Data Collations

This week, while working on the Windows on Australia project I was trying to solve a problem we have with sorting of our Unicode data, specifically on the Translators and Target Text pages. Wanting an alphabetical listing, I’ve found that, and you can see on those two pages, that there was an issues with some of the representations – I was getting results that were sorted not incorrectly, but strangely: A Á A Á A Á A and キ き キ き キ are an example from each page. As you can see from these examples, the sorting is actually based on the order they were entered into the database, rather than a strict alphabetisation.

As a result, I’ve finally got a greater understanding of how difficult it is to sort pure Unicode data, and what a Collation is in a database (in this case, MySQL).

Storing the data isn’t a problem – MySQL does this as you would expect using what’s known as a Character set – essentially a variable that describes what type of data a database can store. Unicode means that the database will take more space, as each character requires more information to distinguish it from all the other possibilities – if you use ASCII you only need to distinguish 127 characters. If you use Unicode (UTF-8 in this case) you have access to over 109,000 different characters in 93 scripts, but it takes significantly more space to record them. There is some very elegant theorising behind the scenes, that I wont go into in depth, to reduce how much space they do take up, and the recent increases in available memory have pretty much made using unicode over ASCII a moot point in any setting, not just one that would require a diverse character set.
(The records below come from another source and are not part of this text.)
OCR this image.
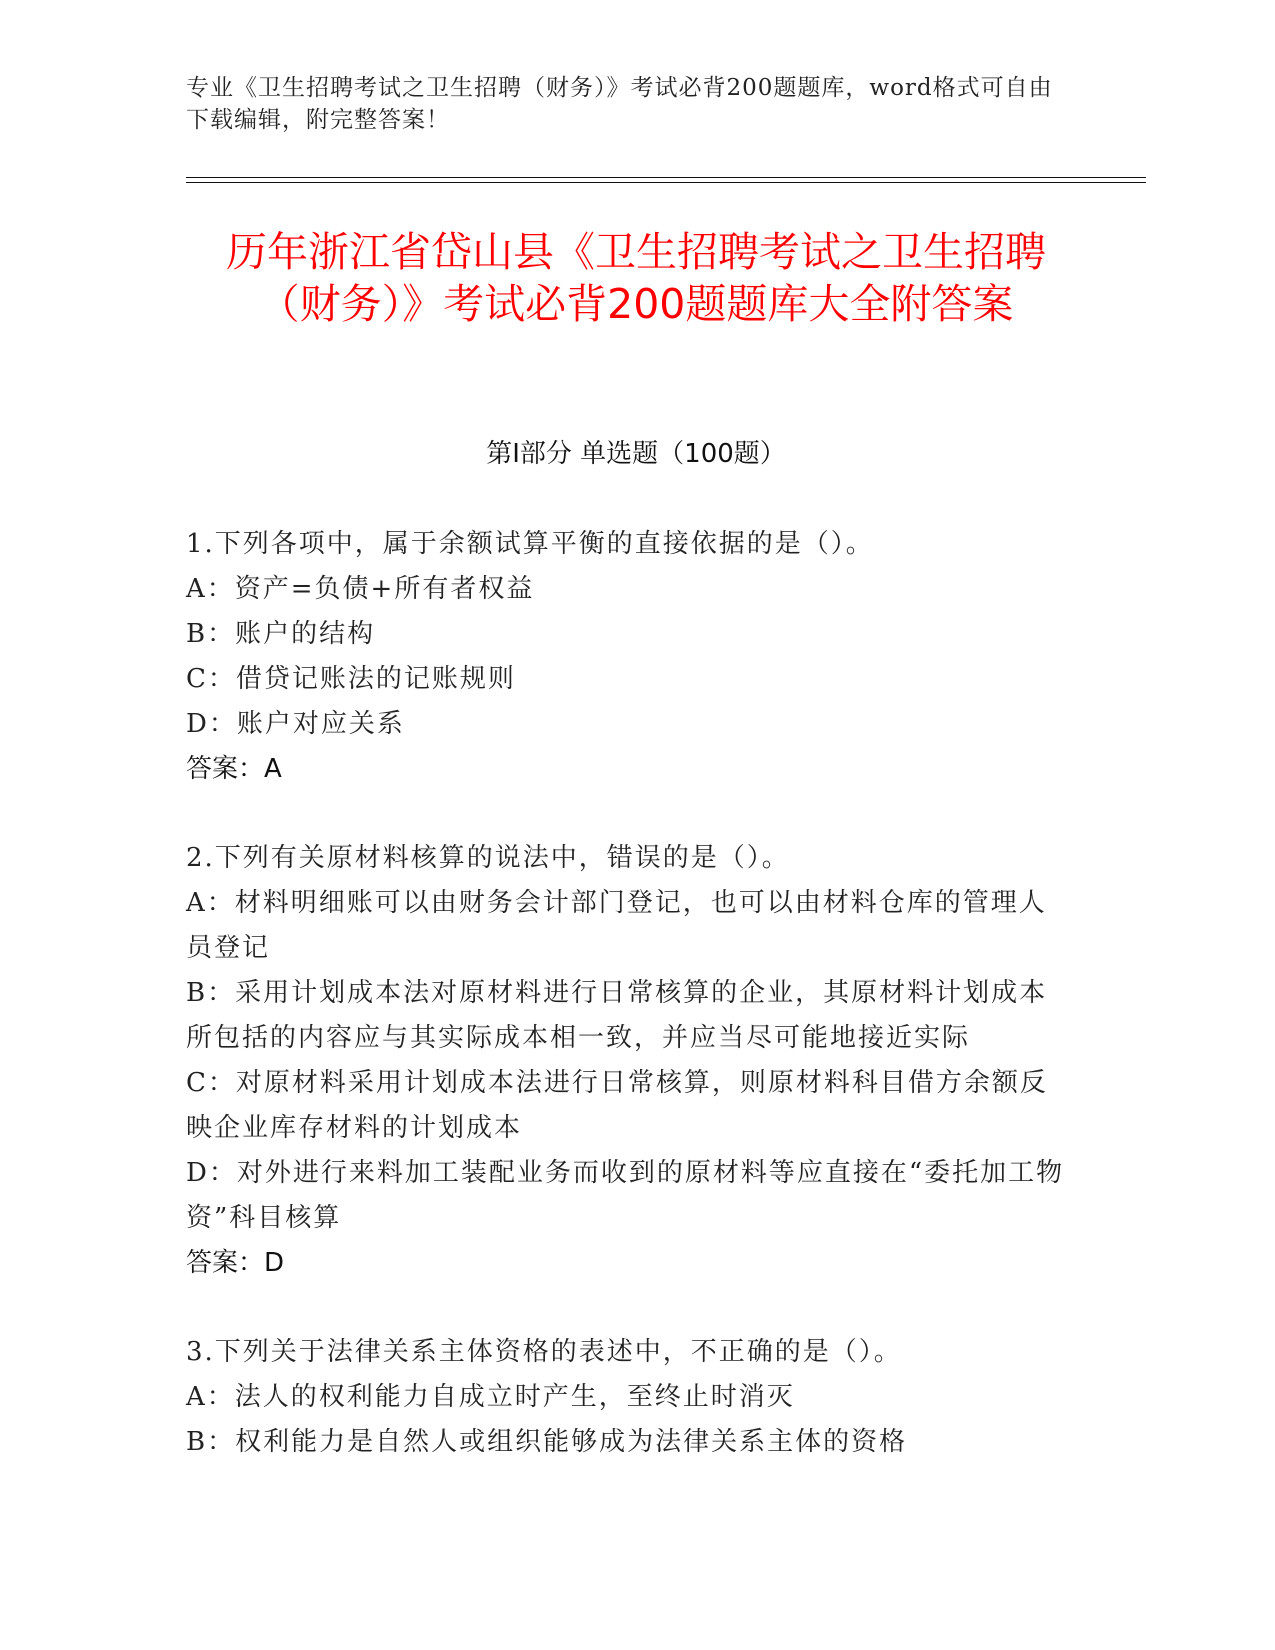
专业《卫生招聘考试之卫生招聘（财务）》考试必背200题题库，word格式可自由下载编辑，附完整答案！
历年浙江省岱山县《卫生招聘考试之卫生招聘（财务）》考试必背200题题库大全附答案
第Ⅰ部分 单选题（100题）
1.下列各项中，属于余额试算平衡的直接依据的是（）。
A：资产=负债+所有者权益
B：账户的结构
C：借贷记账法的记账规则
D：账户对应关系
答案：A
2.下列有关原材料核算的说法中，错误的是（）。
A：材料明细账可以由财务会计部门登记，也可以由材料仓库的管理人员登记
B：采用计划成本法对原材料进行日常核算的企业，其原材料计划成本所包括的内容应与其实际成本相一致，并应当尽可能地接近实际
C：对原材料采用计划成本法进行日常核算，则原材料科目借方余额反映企业库存材料的计划成本
D：对外进行来料加工装配业务而收到的原材料等应直接在“委托加工物资”科目核算
答案：D
3.下列关于法律关系主体资格的表述中，不正确的是（）。
A：法人的权利能力自成立时产生，至终止时消灭
B：权利能力是自然人或组织能够成为法律关系主体的资格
The collation is how the database knows in what order the data is to be sorted. There is a long and difficult description of a generic unicode sorting algorithm, but implementation is more difficult than description.
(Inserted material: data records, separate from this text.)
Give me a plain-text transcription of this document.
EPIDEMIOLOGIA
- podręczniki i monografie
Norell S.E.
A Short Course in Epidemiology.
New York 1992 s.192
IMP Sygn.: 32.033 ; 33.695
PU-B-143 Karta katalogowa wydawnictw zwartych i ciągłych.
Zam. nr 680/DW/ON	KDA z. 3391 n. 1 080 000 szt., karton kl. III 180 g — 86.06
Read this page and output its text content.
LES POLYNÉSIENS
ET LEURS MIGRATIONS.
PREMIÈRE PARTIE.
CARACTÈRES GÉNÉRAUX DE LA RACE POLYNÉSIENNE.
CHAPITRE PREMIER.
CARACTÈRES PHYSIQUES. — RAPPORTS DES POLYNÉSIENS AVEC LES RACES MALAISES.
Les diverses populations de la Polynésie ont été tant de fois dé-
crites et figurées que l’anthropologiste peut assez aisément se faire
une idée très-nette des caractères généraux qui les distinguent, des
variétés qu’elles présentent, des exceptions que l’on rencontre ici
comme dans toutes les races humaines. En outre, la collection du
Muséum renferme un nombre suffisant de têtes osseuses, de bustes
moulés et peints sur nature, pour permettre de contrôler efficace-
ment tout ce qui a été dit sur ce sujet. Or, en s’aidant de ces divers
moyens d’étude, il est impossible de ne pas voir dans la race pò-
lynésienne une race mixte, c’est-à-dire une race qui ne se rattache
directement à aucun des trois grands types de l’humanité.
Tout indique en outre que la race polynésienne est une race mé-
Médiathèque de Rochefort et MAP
Windows on Australia uses utf-8 to record the data, and utf8-unicode-ci as it’s collation (the ci stands for “case insensitive”). The difference between collations is best described here but essentially it comes down to how different languages sort their own scripts and the inconsistencies across those languages. Here is the best example, from the generic unicode sorting algorithm paper I linked to above, in its description of the problem:

Language Swedish: z < ö
German: ö < z
Usage German Dictionary: of < öf
German Telephone: öf < of
Customizations Upper-First A < a
Lower-First a < A

As you can see, there are inconsistencies even within the German language usage.
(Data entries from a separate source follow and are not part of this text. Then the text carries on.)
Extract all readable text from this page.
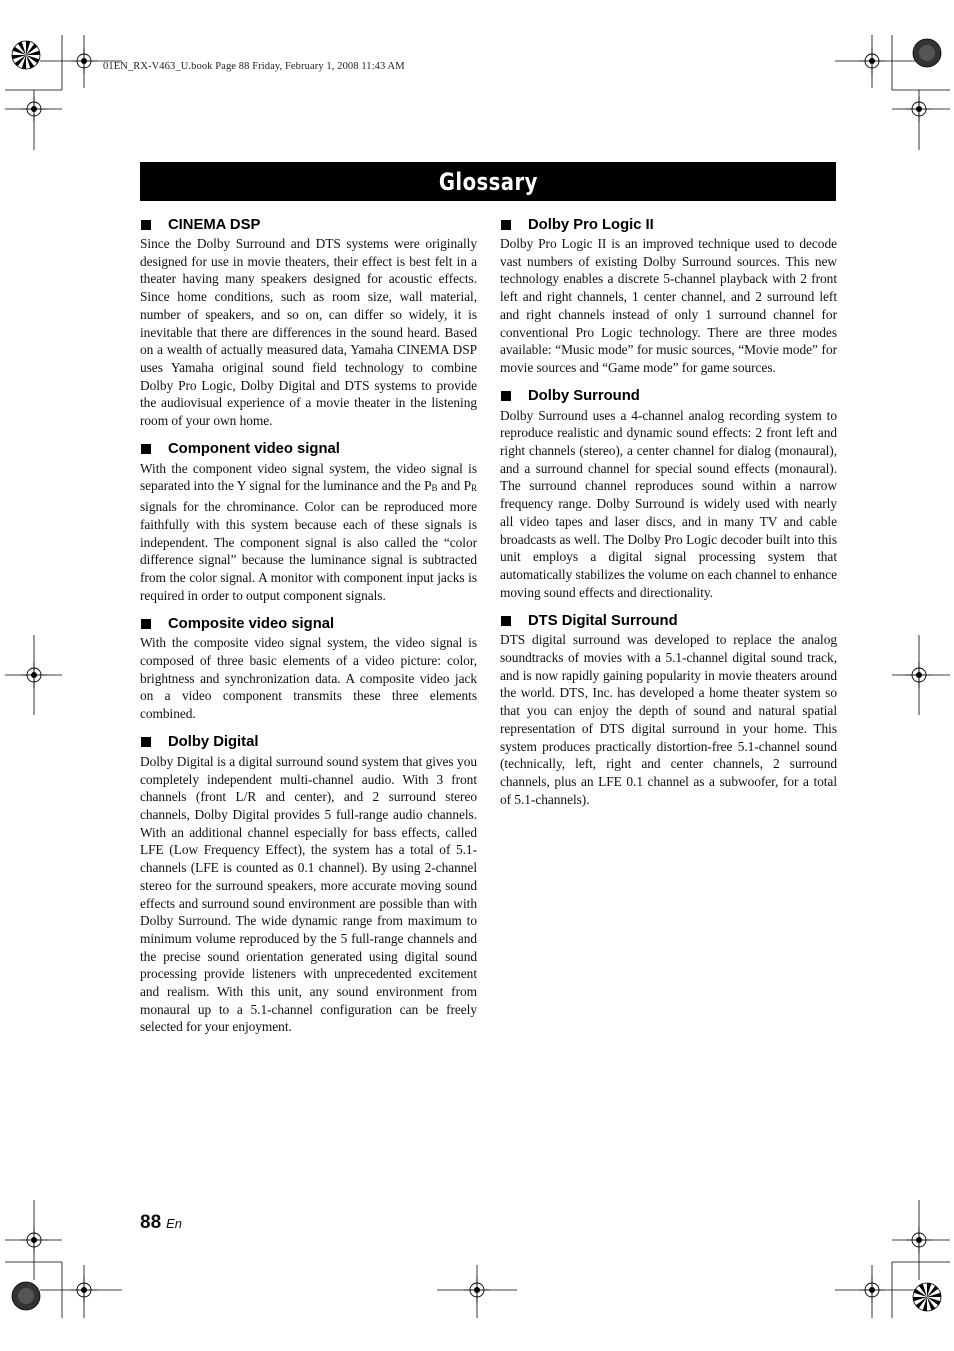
01EN_RX-V463_U.book Page 88 Friday, February 1, 2008 11:43 AM
Glossary
CINEMA DSP
Since the Dolby Surround and DTS systems were originally designed for use in movie theaters, their effect is best felt in a theater having many speakers designed for acoustic effects. Since home conditions, such as room size, wall material, number of speakers, and so on, can differ so widely, it is inevitable that there are differences in the sound heard. Based on a wealth of actually measured data, Yamaha CINEMA DSP uses Yamaha original sound field technology to combine Dolby Pro Logic, Dolby Digital and DTS systems to provide the audiovisual experience of a movie theater in the listening room of your own home.
Component video signal
With the component video signal system, the video signal is separated into the Y signal for the luminance and the PB and PR signals for the chrominance. Color can be reproduced more faithfully with this system because each of these signals is independent. The component signal is also called the “color difference signal” because the luminance signal is subtracted from the color signal. A monitor with component input jacks is required in order to output component signals.
Composite video signal
With the composite video signal system, the video signal is composed of three basic elements of a video picture: color, brightness and synchronization data. A composite video jack on a video component transmits these three elements combined.
Dolby Digital
Dolby Digital is a digital surround sound system that gives you completely independent multi-channel audio. With 3 front channels (front L/R and center), and 2 surround stereo channels, Dolby Digital provides 5 full-range audio channels. With an additional channel especially for bass effects, called LFE (Low Frequency Effect), the system has a total of 5.1-channels (LFE is counted as 0.1 channel). By using 2-channel stereo for the surround speakers, more accurate moving sound effects and surround sound environment are possible than with Dolby Surround. The wide dynamic range from maximum to minimum volume reproduced by the 5 full-range channels and the precise sound orientation generated using digital sound processing provide listeners with unprecedented excitement and realism. With this unit, any sound environment from monaural up to a 5.1-channel configuration can be freely selected for your enjoyment.
Dolby Pro Logic II
Dolby Pro Logic II is an improved technique used to decode vast numbers of existing Dolby Surround sources. This new technology enables a discrete 5-channel playback with 2 front left and right channels, 1 center channel, and 2 surround left and right channels instead of only 1 surround channel for conventional Pro Logic technology. There are three modes available: “Music mode” for music sources, “Movie mode” for movie sources and “Game mode” for game sources.
Dolby Surround
Dolby Surround uses a 4-channel analog recording system to reproduce realistic and dynamic sound effects: 2 front left and right channels (stereo), a center channel for dialog (monaural), and a surround channel for special sound effects (monaural). The surround channel reproduces sound within a narrow frequency range. Dolby Surround is widely used with nearly all video tapes and laser discs, and in many TV and cable broadcasts as well. The Dolby Pro Logic decoder built into this unit employs a digital signal processing system that automatically stabilizes the volume on each channel to enhance moving sound effects and directionality.
DTS Digital Surround
DTS digital surround was developed to replace the analog soundtracks of movies with a 5.1-channel digital sound track, and is now rapidly gaining popularity in movie theaters around the world. DTS, Inc. has developed a home theater system so that you can enjoy the depth of sound and natural spatial representation of DTS digital surround in your home. This system produces practically distortion-free 5.1-channel sound (technically, left, right and center channels, 2 surround channels, plus an LFE 0.1 channel as a subwoofer, for a total of 5.1-channels).
88 En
The end result being, because of Windows on Australia’s potentially broad data set – it may contain both Swedish and German at some point, we will have to live with problematic sorting of data in presentation. I can imagine a solution but it’s complex – Django, the framework that WoA is written in, falls back on the database ordering. This would require me to grab the locale of the browser accessing the site, then writing some specialised python wrapped around SQL queries in the site code – not a quick, easy or elegant solution unfortunately.

If anyone has any other tips on what I can do to remedy this, I’d love to hear them.